Studies from Iraq and Afghanistan showed us that neck injuries on the battlefield were fairly uncommon. We didn’t have to worry so much about the big neck fracture that could possibly paralyze a guy if we did a head tilt-chin lift maneuver. However, if the person was involved in a vehicle crash, the statistics showed the possibility of neck injury increased. Based on that sort of history, I am not likely to perform a head tilt-chin lift maneuver. I will have to reach into my aid bag for another device to open and secure the airway.
NOTE: None of the techniques mentioned below SECURE an airway. They only help maintain them in the open position.
► Head Tilt-Chin Lift
This is a very simple maneuver to perform and will quickly provide an open airway in most cases. You just have to make sure there the patient has not suffered a neck injury first. If the patient did not suffer a fall from a great height, a motor vehicle accident, and shows no signs of facial trauma….this is a good technique to use.
► Oropharyngeal Airway (aka, the J-Tube)
This has been around forever, but I rarely use it anymore. OK, I may use it as a bite block, but not to open an airway. The J-tube is inserted through the mouth and keeps the tongue lifted off the epiglottis, thereby keeping the airway open. It can only be used when the patient has no gag reflex, and therein lies its biggest drawback. Just because a trauma patient starts out unconscious doesn’t mean he is going to stay that way. Patients come in and out of consciousness all the time. Once they start waking up, you better get that J-tube out quickly or he will start gagging and possibly vomit. Then we have to worry about aspiration into the lungs.
► The Nasopharyngeal Airway (aka, the NPA)
I love the NPA. I’ve used it a lot and it works well. It keeps the airway open and the patient can come in and out of consciousness all they want. It inserts through the nose and the opening rests behind the tongue. It will not cause the gag reflex to activate and thus vomiting. I’ve had medics give conscious patients an NPA prior to evacuation, just in case they lose consciousness enroute to the hospital.
► The Recovery Position
By far, this is one of the simplest things that anyone can do to keep a patient from aspirating and try to maintain an open airway. It simply involves putting the patient into a position where he is no longer on his back and his tongue will not fall forward to occlude the airway. I take it a little further and will try to place his head in a downhill position with the mouth facing downhill. I always use an NPA when using the recovery position.
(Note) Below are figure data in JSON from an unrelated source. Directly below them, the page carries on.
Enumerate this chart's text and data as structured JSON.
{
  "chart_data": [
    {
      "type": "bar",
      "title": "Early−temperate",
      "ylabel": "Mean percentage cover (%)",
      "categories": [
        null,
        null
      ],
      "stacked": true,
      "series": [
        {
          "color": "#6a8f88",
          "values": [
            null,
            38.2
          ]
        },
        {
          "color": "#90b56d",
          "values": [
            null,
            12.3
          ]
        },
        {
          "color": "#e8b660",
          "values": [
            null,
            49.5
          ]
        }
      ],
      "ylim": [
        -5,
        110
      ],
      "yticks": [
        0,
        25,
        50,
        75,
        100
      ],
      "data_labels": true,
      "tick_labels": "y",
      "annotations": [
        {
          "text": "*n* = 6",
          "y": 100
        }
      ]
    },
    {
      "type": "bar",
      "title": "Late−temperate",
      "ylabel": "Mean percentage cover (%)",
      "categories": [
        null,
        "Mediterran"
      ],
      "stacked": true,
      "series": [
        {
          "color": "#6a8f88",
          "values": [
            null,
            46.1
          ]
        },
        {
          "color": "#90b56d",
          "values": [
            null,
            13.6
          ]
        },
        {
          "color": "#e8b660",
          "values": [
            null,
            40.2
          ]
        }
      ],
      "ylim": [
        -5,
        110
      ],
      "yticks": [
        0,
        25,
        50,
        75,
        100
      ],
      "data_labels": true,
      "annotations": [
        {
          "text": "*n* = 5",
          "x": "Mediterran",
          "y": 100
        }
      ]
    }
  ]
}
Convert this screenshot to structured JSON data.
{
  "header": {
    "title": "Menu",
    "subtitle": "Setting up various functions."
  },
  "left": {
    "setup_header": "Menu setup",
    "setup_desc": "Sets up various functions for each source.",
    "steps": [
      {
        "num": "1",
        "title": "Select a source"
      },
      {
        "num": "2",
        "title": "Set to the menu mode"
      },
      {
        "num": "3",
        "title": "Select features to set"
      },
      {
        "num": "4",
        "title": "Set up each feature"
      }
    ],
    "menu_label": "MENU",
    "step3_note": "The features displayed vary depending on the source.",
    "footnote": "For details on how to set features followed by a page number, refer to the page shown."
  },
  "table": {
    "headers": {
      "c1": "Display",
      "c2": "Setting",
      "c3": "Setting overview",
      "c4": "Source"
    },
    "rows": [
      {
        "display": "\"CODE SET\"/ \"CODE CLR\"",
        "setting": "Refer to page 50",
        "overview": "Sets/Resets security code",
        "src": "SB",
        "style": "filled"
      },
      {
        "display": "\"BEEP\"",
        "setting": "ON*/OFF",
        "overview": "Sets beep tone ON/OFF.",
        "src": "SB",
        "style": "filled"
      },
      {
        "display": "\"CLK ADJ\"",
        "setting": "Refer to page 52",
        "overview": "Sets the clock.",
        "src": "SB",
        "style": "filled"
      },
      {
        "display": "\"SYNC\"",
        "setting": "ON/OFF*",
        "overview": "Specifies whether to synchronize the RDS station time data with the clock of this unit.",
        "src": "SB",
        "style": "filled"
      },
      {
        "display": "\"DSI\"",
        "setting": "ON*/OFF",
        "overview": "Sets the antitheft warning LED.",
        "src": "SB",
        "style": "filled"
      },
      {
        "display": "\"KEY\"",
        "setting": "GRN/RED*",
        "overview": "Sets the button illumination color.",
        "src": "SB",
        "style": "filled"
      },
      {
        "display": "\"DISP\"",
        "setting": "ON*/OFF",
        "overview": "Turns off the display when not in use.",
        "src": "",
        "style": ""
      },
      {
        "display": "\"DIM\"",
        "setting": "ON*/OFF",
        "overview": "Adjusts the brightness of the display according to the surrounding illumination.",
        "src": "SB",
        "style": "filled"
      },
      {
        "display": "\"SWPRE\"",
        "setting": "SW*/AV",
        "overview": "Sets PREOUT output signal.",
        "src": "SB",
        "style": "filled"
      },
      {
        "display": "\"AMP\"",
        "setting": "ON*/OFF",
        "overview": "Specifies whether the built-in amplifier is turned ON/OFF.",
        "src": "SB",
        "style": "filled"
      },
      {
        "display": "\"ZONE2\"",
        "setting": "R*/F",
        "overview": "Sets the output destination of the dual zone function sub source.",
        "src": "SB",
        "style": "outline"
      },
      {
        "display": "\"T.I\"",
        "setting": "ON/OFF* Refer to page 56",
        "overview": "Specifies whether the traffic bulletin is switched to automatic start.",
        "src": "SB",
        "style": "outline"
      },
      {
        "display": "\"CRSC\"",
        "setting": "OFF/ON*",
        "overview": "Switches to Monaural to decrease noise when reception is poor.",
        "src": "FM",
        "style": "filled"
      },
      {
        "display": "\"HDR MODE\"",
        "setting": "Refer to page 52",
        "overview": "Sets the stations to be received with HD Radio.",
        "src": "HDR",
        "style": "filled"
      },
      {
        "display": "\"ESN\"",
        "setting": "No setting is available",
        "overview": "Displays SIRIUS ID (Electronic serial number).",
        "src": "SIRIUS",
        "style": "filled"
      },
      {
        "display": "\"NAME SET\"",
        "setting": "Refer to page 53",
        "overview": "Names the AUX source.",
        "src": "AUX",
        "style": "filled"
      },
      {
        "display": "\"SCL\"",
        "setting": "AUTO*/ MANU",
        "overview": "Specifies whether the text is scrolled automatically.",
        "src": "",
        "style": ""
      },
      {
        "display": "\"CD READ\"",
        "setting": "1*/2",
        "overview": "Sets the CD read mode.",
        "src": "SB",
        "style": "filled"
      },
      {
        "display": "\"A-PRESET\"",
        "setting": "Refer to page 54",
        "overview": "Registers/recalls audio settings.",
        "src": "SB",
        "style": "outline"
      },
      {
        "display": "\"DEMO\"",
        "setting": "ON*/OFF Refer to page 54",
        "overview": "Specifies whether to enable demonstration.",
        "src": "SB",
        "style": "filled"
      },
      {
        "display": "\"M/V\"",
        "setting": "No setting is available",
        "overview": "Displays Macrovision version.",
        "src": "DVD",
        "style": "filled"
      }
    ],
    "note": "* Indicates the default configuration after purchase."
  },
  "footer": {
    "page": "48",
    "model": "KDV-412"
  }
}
For a better understanding of these techniques and how they are properly utilized, please see some of our videos regarding each technique.
When to seek medical attention?
►If the patient is unconscious, then they cannot protect their airway and need medical attention.
►If they cannot swallow, then their airway is in danger of being compromised and they may aspirate stomach contents into their lungs. This is an extremely dangerous event
►If they have facial trauma and there may be fractures and bleeding to the mouth, jaw, and sinuses
►If you are not sure what you should do…..go to the ER and play it safe.